A memorable summit of the African Union (AU) and the third celebration of the African Continental Free Trade Agreement (AfCFTA) held in Niamey, Niger, last week. It was all the more remarkable as Nigeria, after 18 months of dithering, eventually signed the free trade treaty. So far, 54 African countries had signed the agreement, while 27 ratified it. The agreement came into effect on May 30, when the required number of African nations, 22, ratified it.
The AfCFTA is the most remarkable step ever taken toward African integration. It is the world’s largest trade agreement connecting 55 countries with a population of more than 1.2 billion people and a gross domestic product of $3.4 trillion.
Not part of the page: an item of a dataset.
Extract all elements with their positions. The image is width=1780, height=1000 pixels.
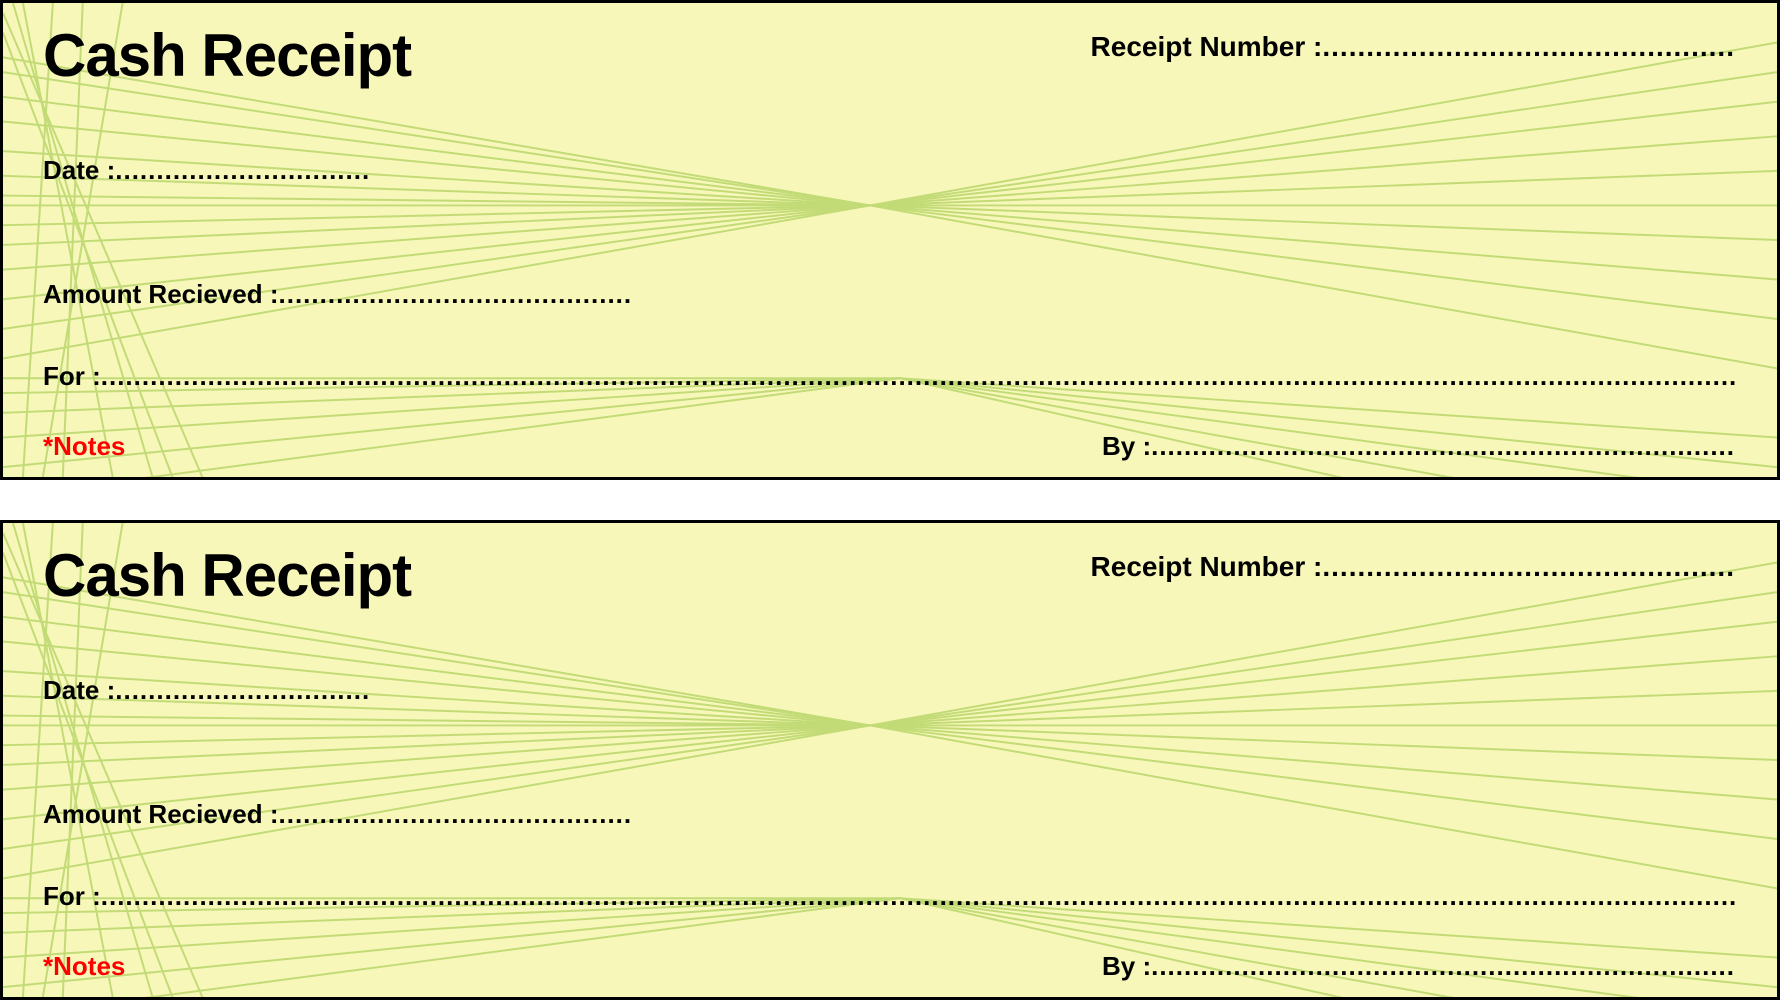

For these and other reasons, it has generated a lot of interest worldwide and a great deal of enthusiasm and optimism in Africa. Some skeptics are afraid that a few countries might dominate the African market. They point to such countries like Nigeria, South Africa, and Kenya.
But their fears are unfounded because Nigeria, with a population of 198 million, lacks the manufacturing infrastructure to compete, let alone dominate. Only South Africa has the capability, but it is constrained by a virulent political and social environment reflected in its recurring xenophobic attacks on foreigners, especially African immigrants. Two waves of ‘Africaphobia’ had swept through the country in the last five years, and 130 Nigerians were murdered in South Africa in the last four months. Kenya, on its part, seems even less ambitions in manufacturing.
It is partly for these reasons that many view the AfCFTA as an opportunity as well as a challenge. One of its most important functions is to enhance competitiveness both at the industry and enterprise level.
The cost of manufacturing in Africa is so high which reflects in the high prices of manufactured goods. In Nigeria, the manufacturer must make elaborate arrangements to generate his own electricity, pump his own water and provide his own security. The AfCFTA may lead to greater pressure being put on the Federal Government to improve electricity supply and other utilities.
Many Nigerian industries have folded up or were driven out of the country because of lack of power. The hope is that a more competitive atmosphere would put greater pressure on industries to exploit opportunities for scale which is likely to bring down their cost of production and keep the price of the goods competitive. Thus a continental market access, it is believed by many, would lead to a better reallocation of resources, which means greater efficiency, a clearer competitive atmosphere and an end to the perpetual “protection” of local industries which has been elevated to an ideology since independence. The idea has also perpetuated inefficiency and is getting more obsolete if not absurd in the era of globalisation.
An integral part of the AfCFTA deal is the action plan for Boosting Inter-African Trade (BIAD) within which the continent is hoping to double intra-African trade by 2022. The present figure is a mere 17 per cent and the AfCFTA is expected to raise that figure to 56 per cent. But there is need to tackle the issue of transportation and communication infrastructure on which the entire African integration scheme truly depends. The 10 Trans-African Highways were planned 48 years ago and, apparently, there was no urgency about their construction. Now that should change. Some of the routes, such as the Dakar – Lagos highway, Lagos – Cameroun – Central Africa Republic (CAR) – Democratic Republic of the Congo (DRC) – Uganda – Mombasa highway are major arteries of the continent, similar to the Cairo – Cape Town Highway, which traverses the continent from north to south.
The Chinese have left the world with a maxim: to enrich a town, build a road. Africa must develop the transportation infrastructure of the continent if the integration is to be a reality. The AU should enlist the help of the Chinese, who appear willing to help. Europe is an example of what ease of transportation can do to bring peoples together, especially by rail. Only East Africa has a significant railway service on the continent. Water transportation in Africa is still problematic.
There is hardly any year horrid tales are not told of mass drowning at sea because the boats are either too old or poorly maintained. Yet it would have been a cheaper alternative to air transportation, which only the elite can afford. We urge the Buhari administration to table the treaty to enable the National Assembly to quickly ratify the AfCFTA in keeping with Section 12(1) of the 1999 Constitution (as amended).